Wang Bing nous plonge pendant 3h30 passionnantes et éprouvantes dans le quotidien de la confection textile en Chine qui confine à l’esclavagisme
Passé maître dans l’art du documentaire au long cours, le cinéaste chinois Wang Bing fait cette année son entrée dans la compétition cannoise lui qui, en dépit d’œuvres aussi majeures qu’A la folie ou Les Trois sœurs du Yunnan, n’a étonnamment jamais été primé dans aucun des trois festivals majeurs (Cannes, Venise, Berlin). Cette fois- ci, il a choisi d’explorer le quotidien de Zhili, la cité entièrement dédiée à la confection textile, située à 150 kilomètres de Shanghai, où des jeunes garçons et filles viennent travailler jour et nuit sans relâche dans le but de s’acheter une maison, de monter leur propre atelier ou simplement d’avoir l’argent nécessaire pour fonder une famille. Un lieu qu’il avait découvert à l’occasion du tournage de son documentaire Argent amer, au cœur des années 2010. Et un matériau si riche qu’il va faire l’objet d’un triptyque dont Jeunesse constitue donc le premier volet.

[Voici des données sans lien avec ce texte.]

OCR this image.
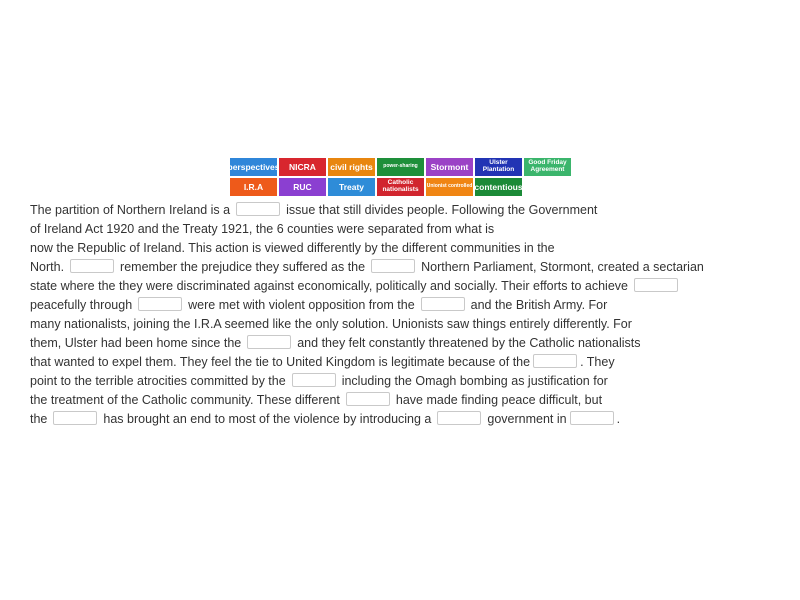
perspectives	NICRA	civil rights	power-sharing	Stormont	Ulster Plantation
Good Friday Agreement
I.R.A	RUC	Treaty	Catholic nationalists	Unionist controlled contentious
The partition of Northern Ireland is a	issue that still divides people. Following the Government
of Ireland Act 1920 and the Treaty 1921, the 6 counties were separated from what is
now the Republic of Ireland. This action is viewed differently by the different communities in the
North.	remember the prejudice they suffered as the	Northern Parliament, Stormont, created a sectarian
state where the they were discriminated against economically, politically and socially. Their efforts to achieve
peacefully through	were met with violent opposition from the	and the British Army. For
many nationalists, joining the I.R.A seemed like the only solution. Unionists saw things entirely differently. For
them, Ulster had been home since the	and they felt constantly threatened by the Catholic nationalists
that wanted to expel them. They feel the tie to United Kingdom is legitimate because of the	. They
point to the terrible atrocities committed by the	including the Omagh bombing as justification for
the treatment of the Catholic community. These different	have made finding peace difficult, but
the	has brought an end to most of the violence by introducing a	government in	.
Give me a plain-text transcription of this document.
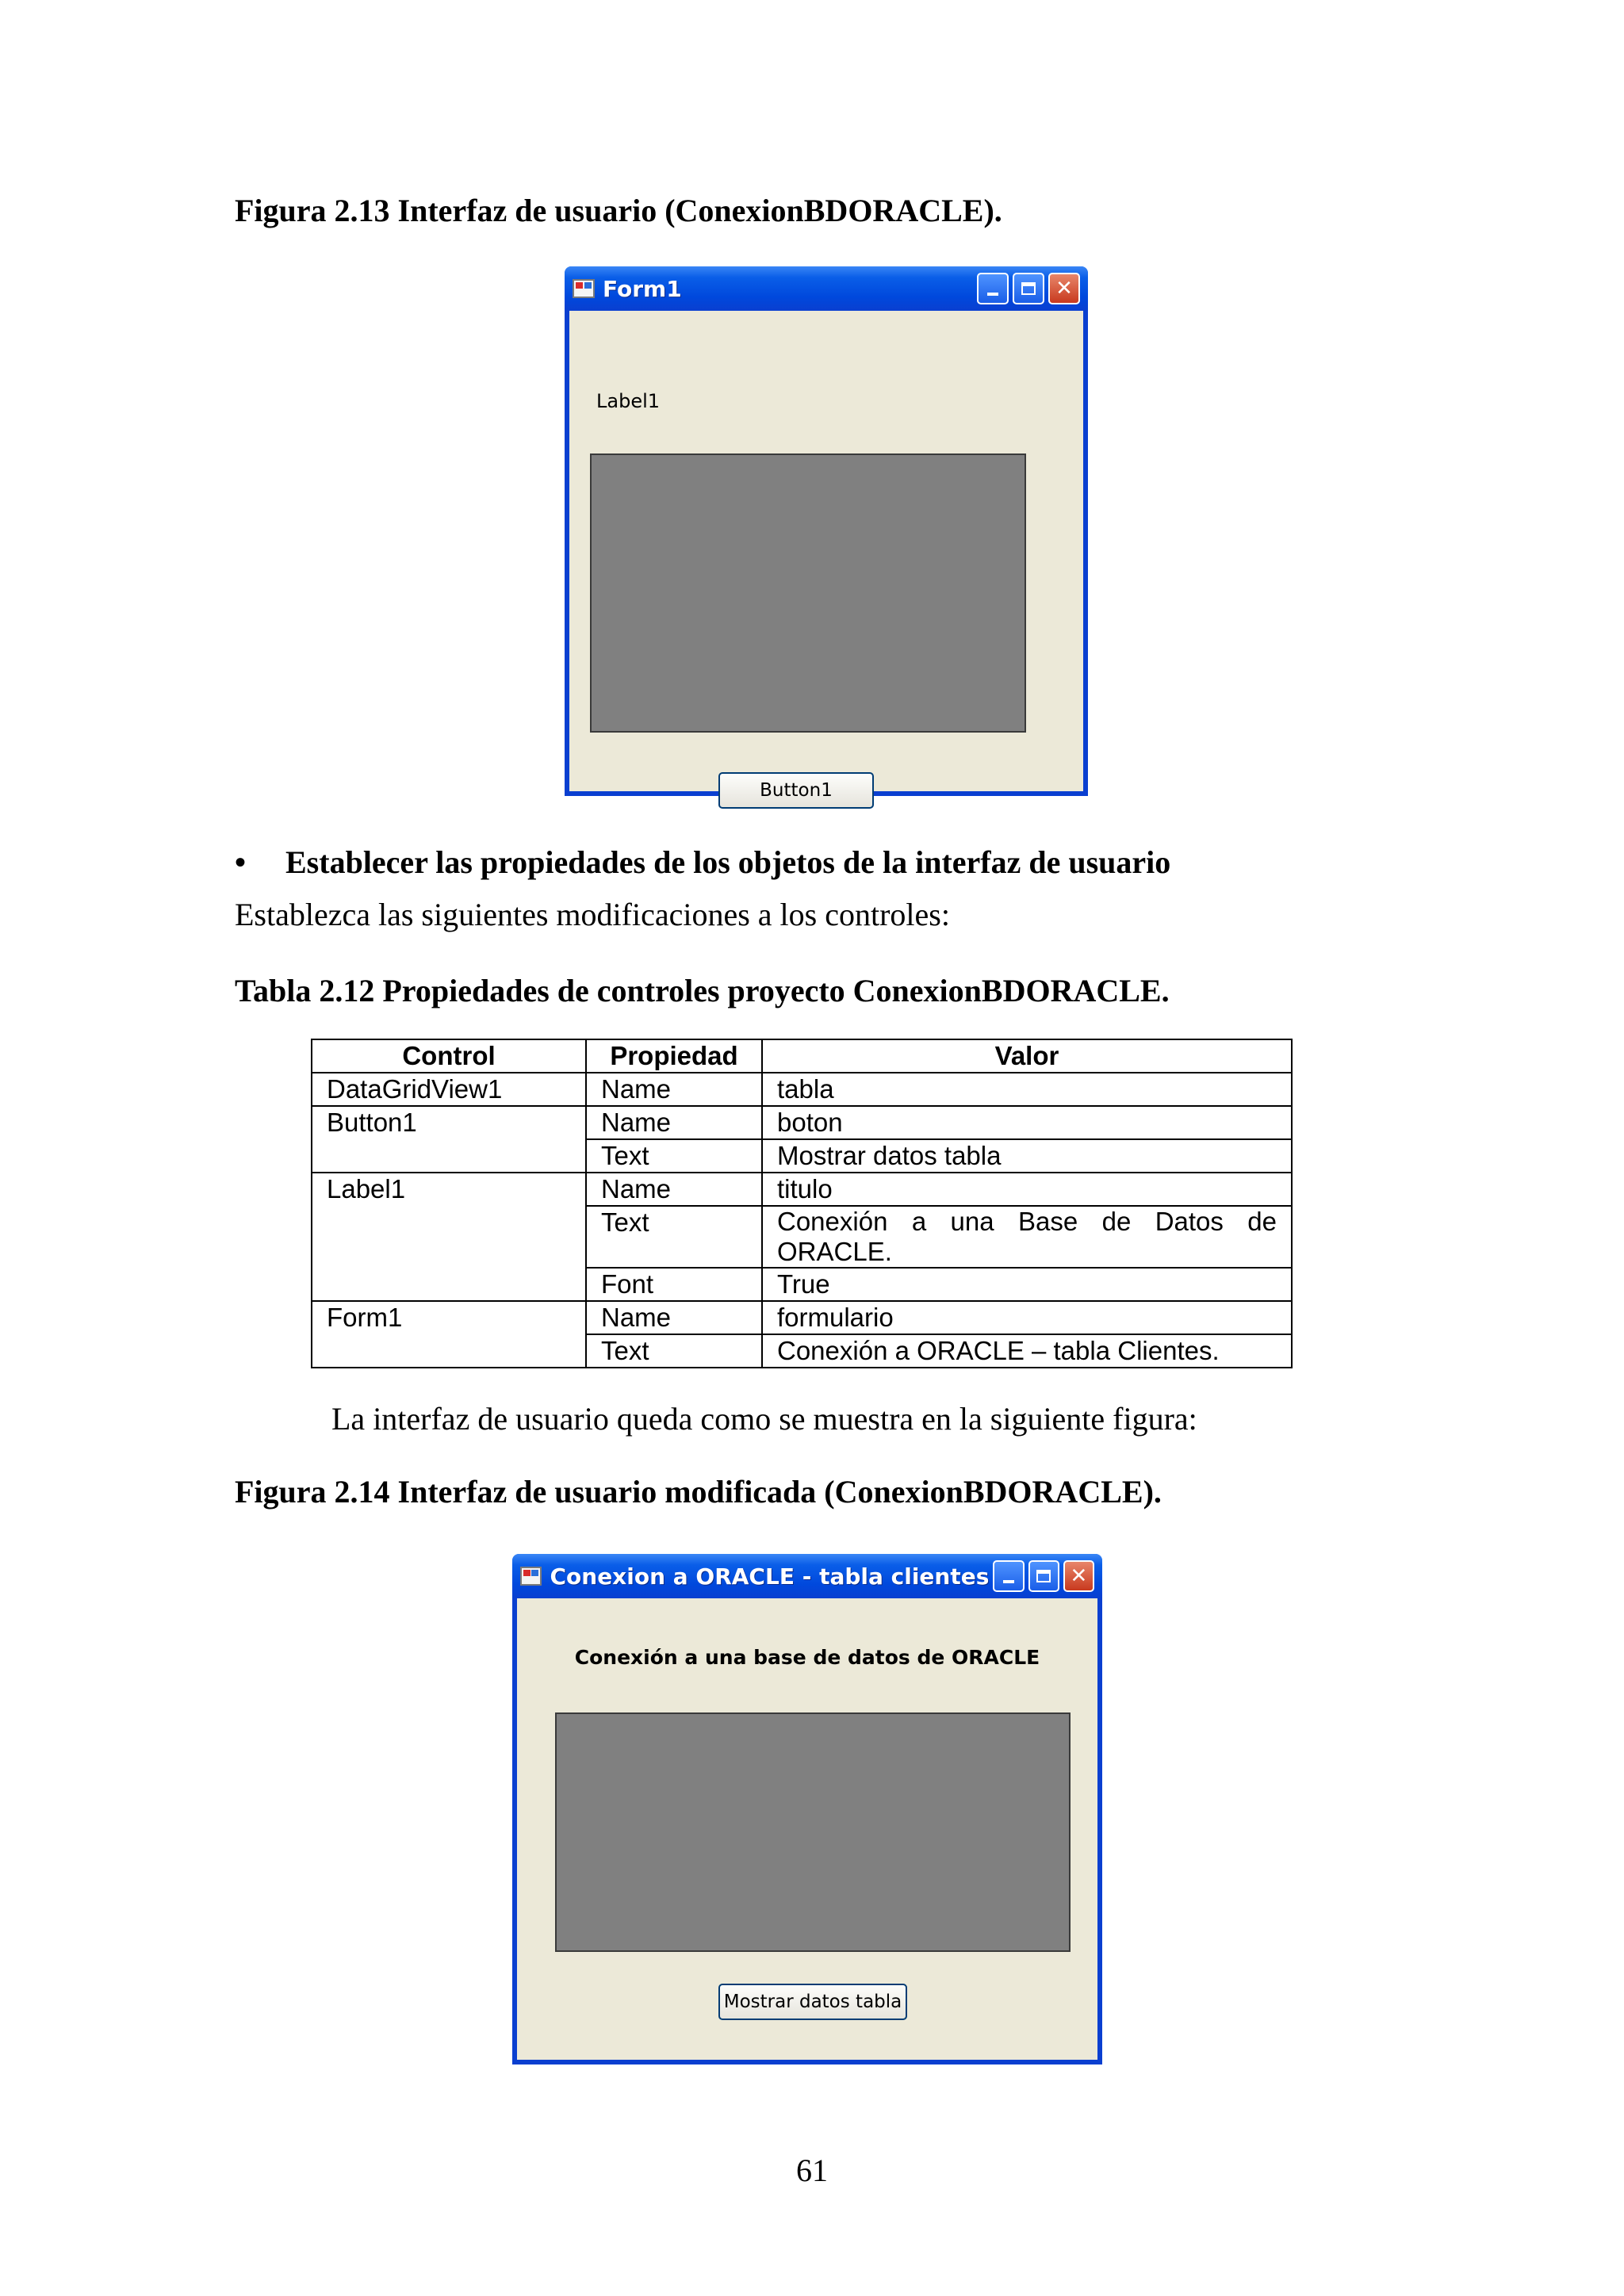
Figura 2.13 Interfaz de usuario (ConexionBDORACLE).
Form1	✕
Label1
Button1
• Establecer las propiedades de los objetos de la interfaz de usuario
Establezca las siguientes modificaciones a los controles:
Tabla 2.12 Propiedades de controles proyecto ConexionBDORACLE.
Control	Propiedad	Valor
DataGridView1	Name	tabla
Button1	Name	boton
	Text	Mostrar datos tabla
Label1	Name	titulo
	Text	Conexión a una Base de Datos de ORACLE.
	Font	True
Form1	Name	formulario
	Text	Conexión a ORACLE – tabla Clientes.
La interfaz de usuario queda como se muestra en la siguiente figura:
Figura 2.14 Interfaz de usuario modificada (ConexionBDORACLE).
Conexion a ORACLE - tabla clientes	✕
Conexión a una base de datos de ORACLE
Mostrar datos tabla
61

Le résultat se révèle, comme à son habitude, impressionnant. Sans artifice (absence de voix- off…), Wang Bing décortique, par le regard qu’il porte sur le lieu et ceux qui y travaillent en attente d’une vie meilleure, les mécanismes implacables de l’exploitation d’une main d’œuvre en surnombre voyant chacune de ses revendications balayées par des patrons qui peuvent remplacer l’éventuel récalcitrant en un claquement de doigts. Mais la belle idée du film est de faire dialoguer cette violence des échanges façon esclavagisme des temps modernes avec l’énergie, la joie de survivre, les petites et grandes histoires d’amour de ces jeunes à peine sortis de l’adolescence. Il y a là un contraste qui bouscule l’aspect dickensien de l’œuvre, rend le film respirable et lui permet d’aller au- delà du simple constat en montrant un possible purgatoire voire un paradis dans les yeux de ceux qui vivent l’enfer
Mais par sa radicalité (le parti pris par exemple de ne donner des éléments essentiels à la meilleure compréhension du propos qu’à la toute fin du film, par exemple), Jeunesse peut aussi se révéler parfois écrasant y compris dans sa gestion de la durée où faute d’une connaissance précise du sujet antérieure à sa vision, une fois passées les deux premières heures, la dernière ligne droite paraît tout à la fois tirer en longueurs comme pouvoir durer 4 heures de plus. Un bémol qui n’empêche évidemment pas d’en faire un candidat sérieux au palmarès. De là à en faire le troisième documentaire Palmé d’Or après Le Monde du silence du Commandant Cousteau et Louis Malle en 1956 et Fahrenheit 9/11 de Michael Moore en 2004 ?
Jeunesse (Le Printemps). De Wang Bing. Durée : 3h32.